Kunno Jadsada, Luangwilai Titaporn, Pimviriyakul Panu, Sematong Saowanee, Supawattanabodee Busaba, Kuratong Sathit, Robson Mark Gregory
Department of Research and Medical Innovation, Faculty of Medicine Vajira Hospital, Navamindradhiraj University, Bangkok, Thailand.
Department of Biochemistry, Faculty of Science, Kasetsart University, Bangkok, Thailand.
Tob Induc Dis. 2024 Apr 5;22. doi: 10.18332/tid/186071. eCollection 2024.

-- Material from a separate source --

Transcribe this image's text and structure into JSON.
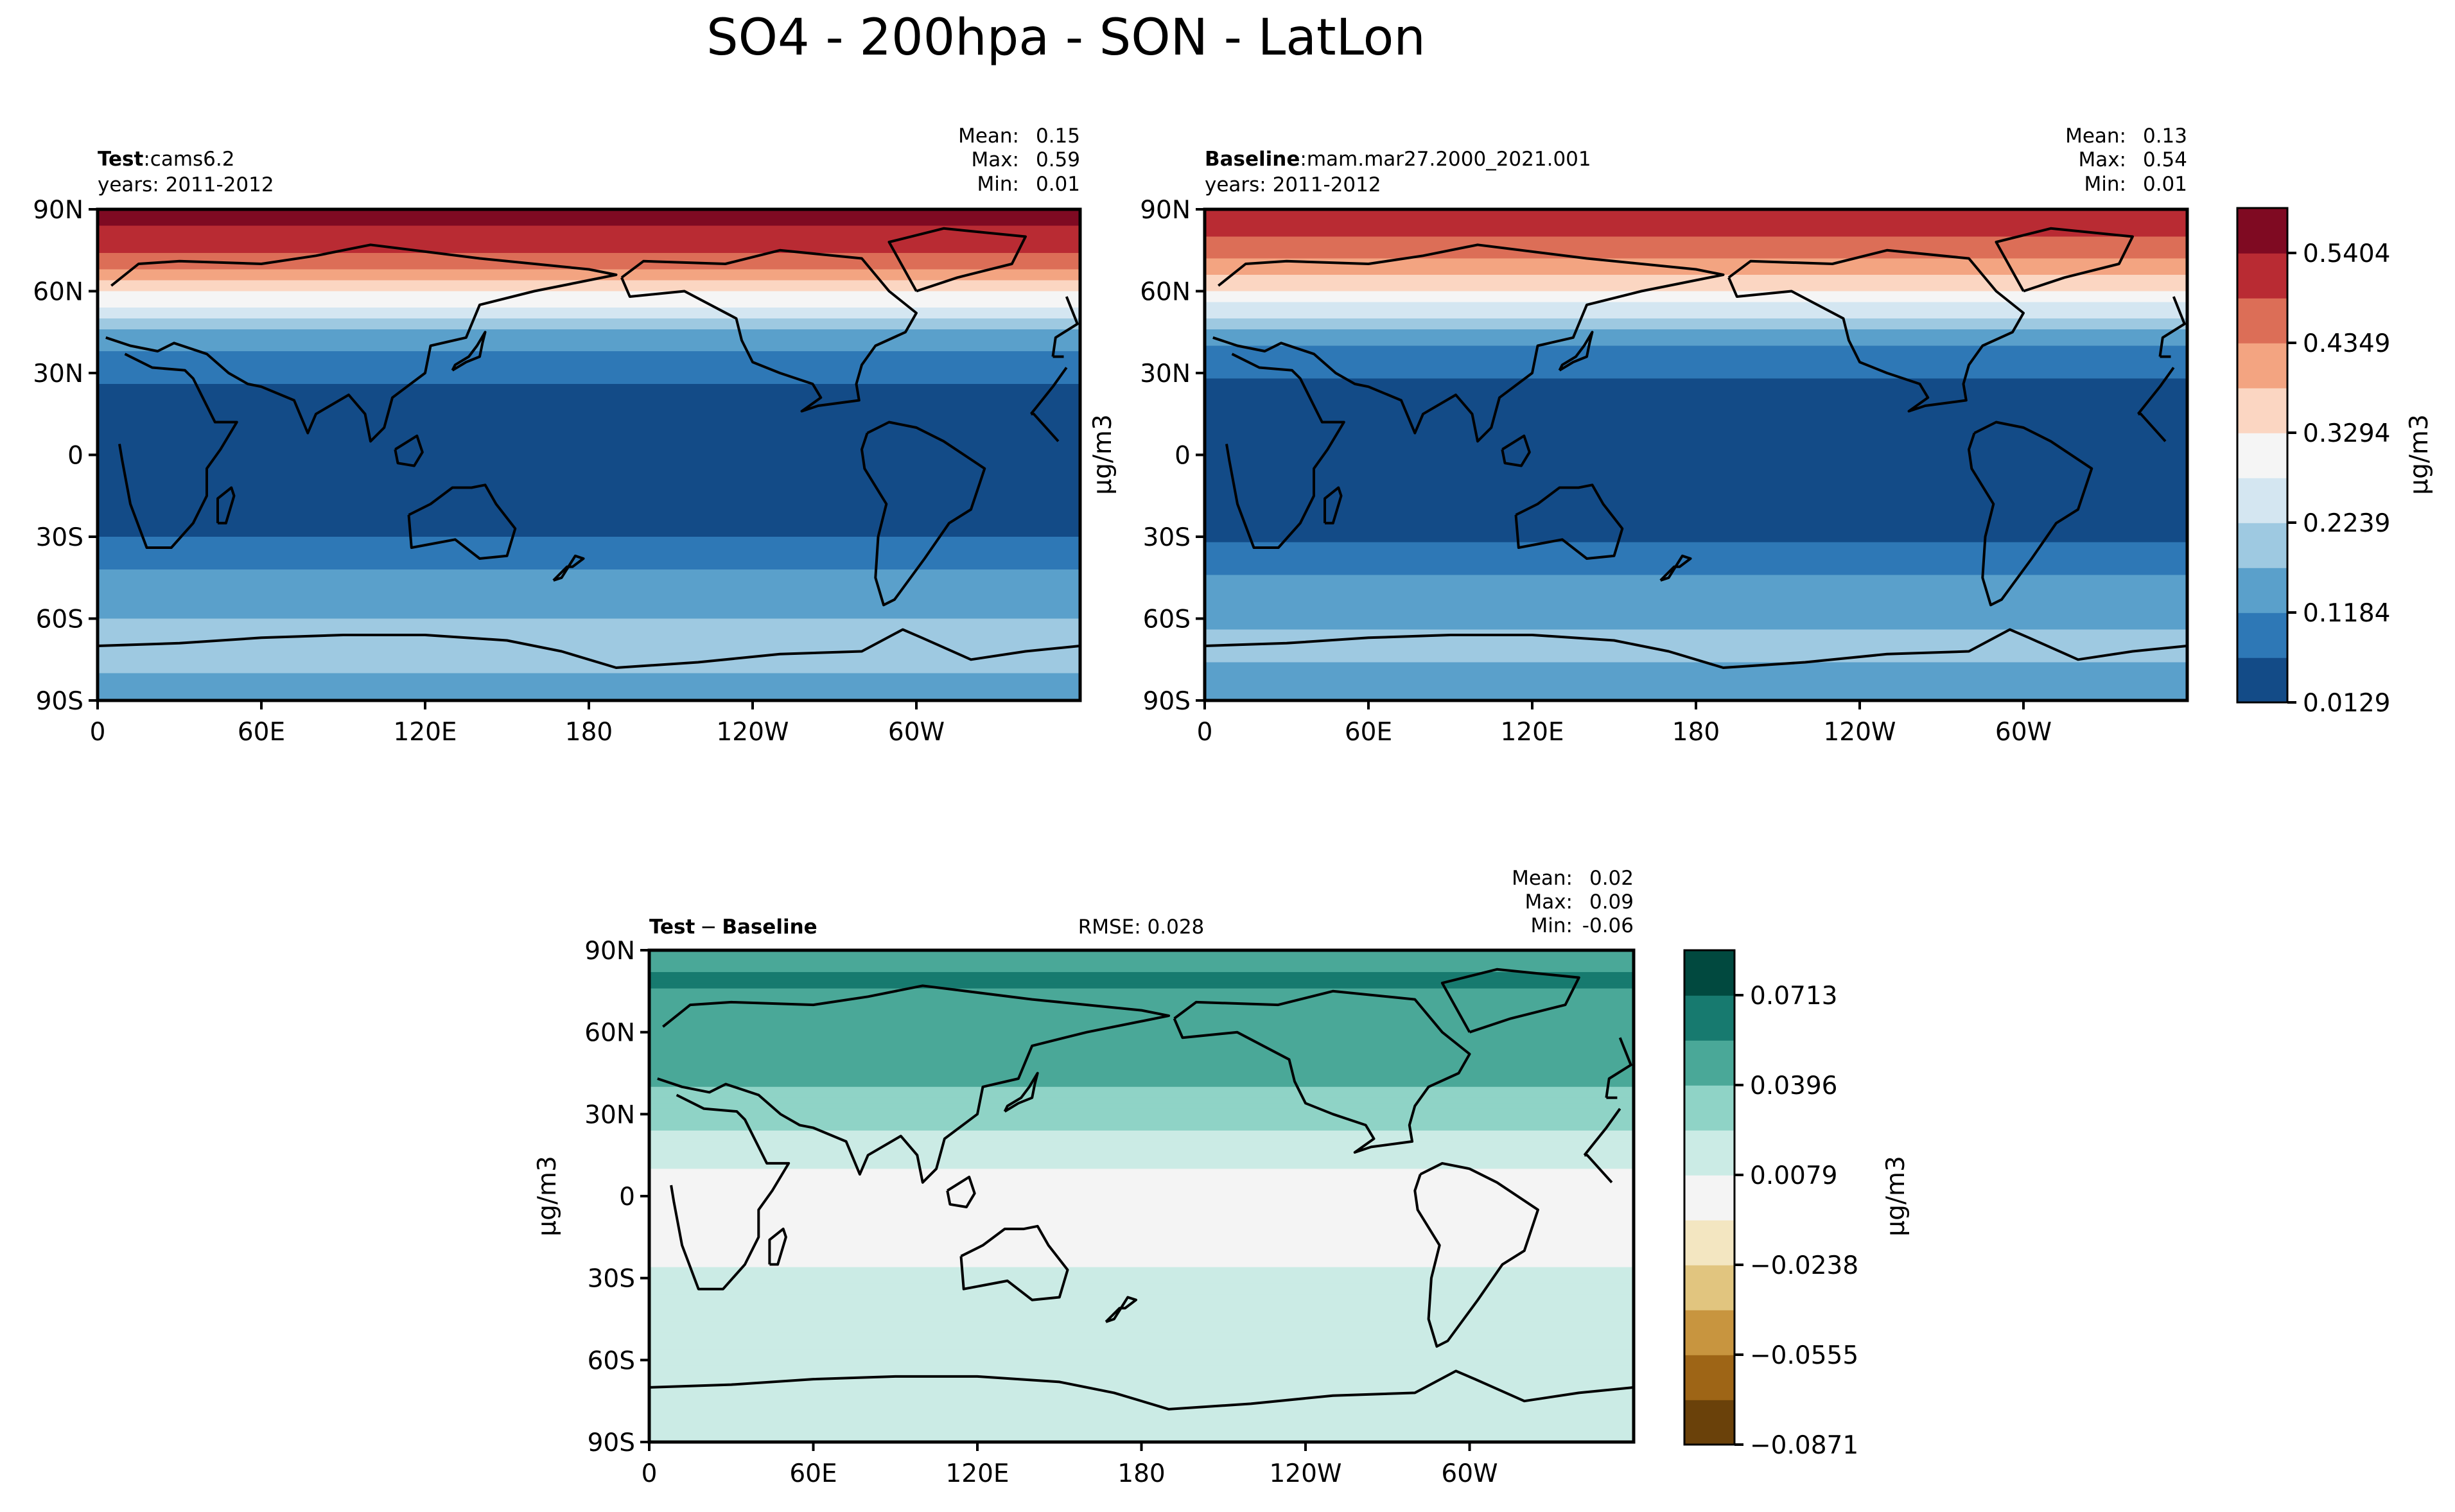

Smoking stands as a primary contributor to preventable deaths globally and is linked to an increased risk of developing kidney failure and other diseases. A few studies have focused on the negative correlation between serum cotinine and estimated glomerular filtration rate (eGFR), indicating decreased kidney function. This study investigated the associations between urinary cotinine metabolite concentration and serum eGFR among active smokers in urban households.
This was a cross-sectional study of active smokers in urban households' community Bangkok, Thailand from January to April 2023. The study involved 85 participants aged ≥18 years who were active smokers. Both urinary cotinine and serum eGFR concentrations were used as biomarkers. Independent sample t-tests were used to compare the urinary cotinine metabolite based on differences in the characteristic variable. We used multiple linear regression to test the association between cotinine metabolite and characteristics variables. Spearman's analysis was used to test the correlation between cotinine metabolite and eGFR concentration.
The association between urinary cotinine metabolite and serum eGFR concentration decreased with increasing cotinine concentrations (r= -0.223, p=0.041), suggesting a decline in kidney function. However, this study found no significant difference between urinary cotinine metabolite and characteristic variables (p>0.05). Additionally, those who smoked for ≥10 years (117.40 ± 89.80 ng/mL), smoked ≥10 cigarettes per day (117.40 ± 89.80 ng/mL) and used conventional cigarettes (124.53 ± 115.10 ng/mL). The results of the multiple linear regression models analysis indicated that those who were smokers for ≥10 years (β=0.076; 95% CI: -31.575-59.715) and those who were smoked ≥10 cigarettes/day (β=0.126; 95% CI: -65.636-18.150) were not associated with urinary cotinine metabolite level.
This study shows that the urinary cotinine metabolite level is associated with serum eGFR concentration among active smokers in urban households. The current study suggests that clinical identification and a prospective cohort study are needed before robust conclusions about how tobacco affects kidney efficiency.
吸烟是全球可预防死亡的主要原因,并且与肾衰竭及其他疾病风险增加有关。一些研究聚焦于血清可替宁与估计肾小球滤过率(eGFR)之间的负相关,提示肾功能下降。本研究调查了城市家庭中现吸烟者尿中可替宁代谢物浓度与血清eGFR之间的关联。
这是一项于2023年1月至4月对泰国曼谷城市家庭社区中的现吸烟者开展的横断面研究。该研究纳入了85名年龄≥18岁的现吸烟者。尿中可替宁和血清eGFR浓度均用作生物标志物。采用独立样本t检验根据特征变量的差异比较尿中可替宁代谢物。我们使用多元线性回归来检验可替宁代谢物与特征变量之间的关联。采用Spearman分析来检验可替宁代谢物与eGFR浓度之间的相关性。
尿中可替宁代谢物与血清eGFR浓度之间的关联随可替宁浓度升高而降低(r = -0.223,p = 0.041),提示肾功能下降。然而,本研究发现尿中可替宁代谢物与特征变量之间无显著差异(p>0.05)。此外,吸烟≥10年者(117.40±89.80 ng/mL)、每天吸烟≥10支者(117.40±89.80 ng/mL)以及使用传统香烟者(124.53±115.10 ng/mL)。多元线性回归模型分析结果表明,吸烟≥10年者(β = 0.076;95%CI:-31.575 - 59.715)和每天吸烟≥10支者(β = 0.126;95%CI:-65.636 - 1,8.150)与尿中可替宁代谢物水平无关。
本研究表明,城市家庭现吸烟者的尿中可替宁代谢物水平与血清eGFR浓度相关。当前研究表明,在得出关于烟草如何影响肾脏效率的有力结论之前,需要进行临床识别和前瞻性队列研究。